WQQQ
- Sharon, Connecticut; United States;
- Frequency: 103.3 MHz
- Branding: WAMC Northeast Public Radio

Programming
- Format: Public radio

Ownership
- Owner: WAMC, Inc.

History
- First air date: October 7, 1993
- Former call signs: WWPR (1989–1992)

Technical information
- Licensing authority: FCC
- Facility ID: 54785
- Class: A
- ERP: 1,500 watts
- HAAT: 186 meters (610 ft)
- Transmitter coordinates: 41°55′8.3″N 73°34′20.4″W﻿ / ﻿41.918972°N 73.572333°W

Links
- Public license information: Public file; LMS;

= WQQQ =

WQQQ (103.3 FM) is a radio station licensed to Sharon, Connecticut, in northwestern Litchfield County. WQQQ also serves adjacent Dutchess County, New York, and southern Berkshire County, Massachusetts. The station is a public radio station, operating as part of the Albany, New York–based WAMC network.

==History==
The station obtained the WQQQ call letters on November 1, 1992. WQQQ went on the air on October 7, 1993, with a live morning drive show followed by a simulcast of then-sister station WREF (850 AM). In the evening and overnights, the station broadcast classical music from the Beethoven Network. WQQQ began programming separately full-time in March 1996 and aired a full service format featuring adult contemporary music format as "Q-103 FM". On February 7, 2011, WQQQ ended the full service format and became a public radio station operated by Sacred Heart University's WSHU-FM.

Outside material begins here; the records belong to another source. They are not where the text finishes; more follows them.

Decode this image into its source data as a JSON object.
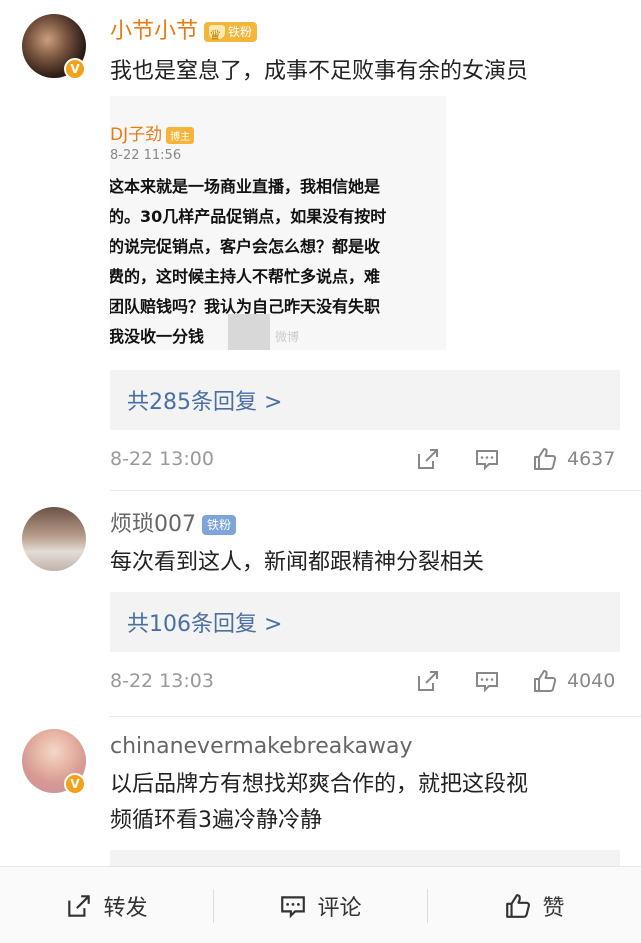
{
  "comments": [
    {
      "username": "小节小节",
      "badge": "铁粉",
      "text": "我也是窒息了，成事不足败事有余的女演员",
      "quote": {
        "user": "DJ子劲",
        "user_badge": "博主",
        "time": "8-22 11:56",
        "lines": [
          "这本来就是一场商业直播，我相信她是",
          "的。30几样产品促销点，如果没有按时",
          "的说完促销点，客户会怎么想？都是收",
          "费的，这时候主持人不帮忙多说点，难",
          "团队赔钱吗？我认为自己昨天没有失职",
          "我没收一分钱"
        ],
        "watermark": "微博"
      },
      "replies": "共285条回复 >",
      "time": "8-22 13:00",
      "likes": "4637"
    },
    {
      "username": "烦琐007",
      "badge": "铁粉",
      "text": "每次看到这人，新闻都跟精神分裂相关",
      "replies": "共106条回复 >",
      "time": "8-22 13:03",
      "likes": "4040"
    },
    {
      "username": "chinanevermakebreakaway",
      "text_line1": "以后品牌方有想找郑爽合作的，就把这段视",
      "text_line2": "频循环看3遍冷静冷静"
    }
  ],
  "bottom_bar": {
    "repost": "转发",
    "comment": "评论",
    "like": "赞"
  },
  "colors": {
    "username_orange": "#e97b14",
    "link_blue": "#4a6fa5",
    "vip_badge": "#f4a11a"
  }
}
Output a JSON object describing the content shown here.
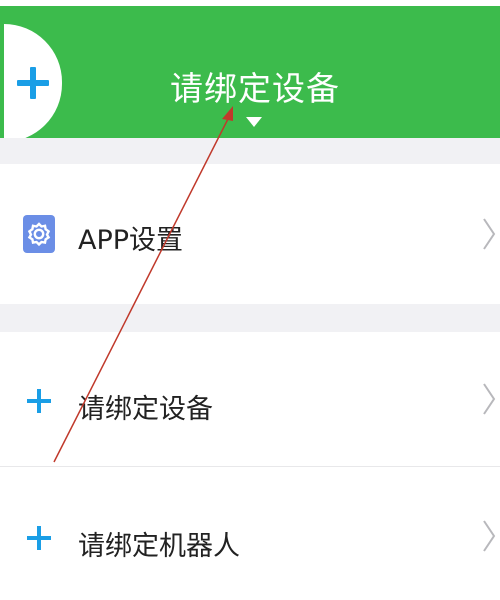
{
  "header": {
    "title": "请绑定设备",
    "add_icon": "plus-icon",
    "dropdown_icon": "caret-down-icon",
    "background_color": "#3cbb4c",
    "title_color": "#ffffff"
  },
  "menu": {
    "items": [
      {
        "label": "APP设置",
        "icon": "gear-icon",
        "icon_color": "#6b8ee6",
        "chevron": "chevron-right-icon"
      },
      {
        "label": "请绑定设备",
        "icon": "plus-icon",
        "icon_color": "#1a9ee6",
        "chevron": "chevron-right-icon"
      },
      {
        "label": "请绑定机器人",
        "icon": "plus-icon",
        "icon_color": "#1a9ee6",
        "chevron": "chevron-right-icon"
      }
    ]
  },
  "annotation": {
    "type": "arrow",
    "color": "#c0392b"
  }
}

In January 2021, WSHU announced its decision not to renew the broadcasting agreement with WQQQ. WQQQ ceased simulcasting WSHU on January 31, 2021, shifting to an automated easy listening format. In October 2021, the Ridgefield Broadcasting Corporation filed to sell WQQQ to another public radio organization, WAMC, for $500,000. The sale was consummated on November 24, 2021.